There is a negative correlation between triples hit and strikeouts at bat, triples hit and homeruns hit, triples hit and homeruns allowed, homeruns hit and errors, and homeruns allowed and errors.
The variables that were most correlated with each other are homeruns hit and homeruns allowed as well as strikeouts at bat and strikeouts by pitchers. This is a surprise, as I would not have expected the number of homeruns a team hit to be related to the number of homeruns a team allowed. Nor would I have expected the number of strikeouts at bat to be related to the number of strikeouts by pitchers for the same team.
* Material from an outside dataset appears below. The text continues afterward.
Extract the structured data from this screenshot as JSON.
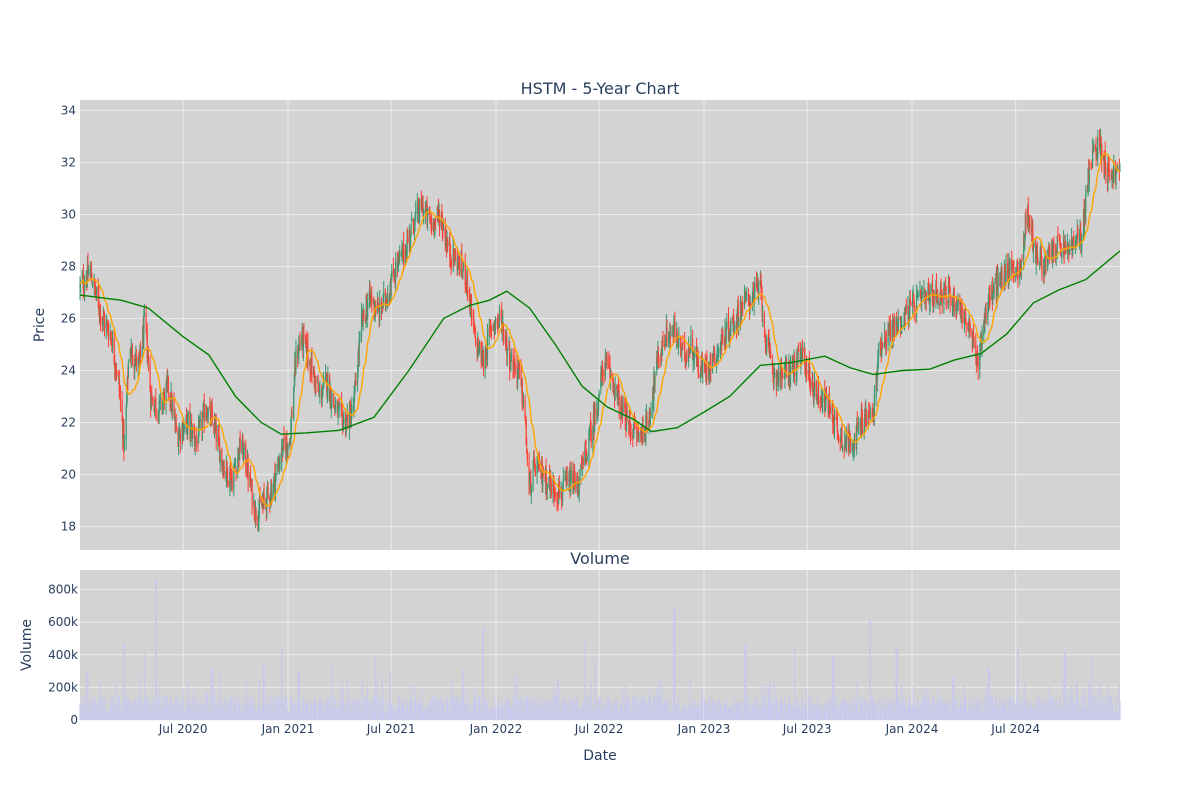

To address these correlations, I will combine home runs hits and homeruns allowed by adding their values. In this way, the influence of these variabes will be included only once in the regression model.
I will combine the variables for strikeouts at bat and strikeouts by pitchers in the same way. After creating the new values, I will remove the original columns in the data table.
Build Models
Breaking the data set into a training set and a testing set
The data is shuffled randomly. 60% of the data is in the training set and 40% of the data is in the testing set.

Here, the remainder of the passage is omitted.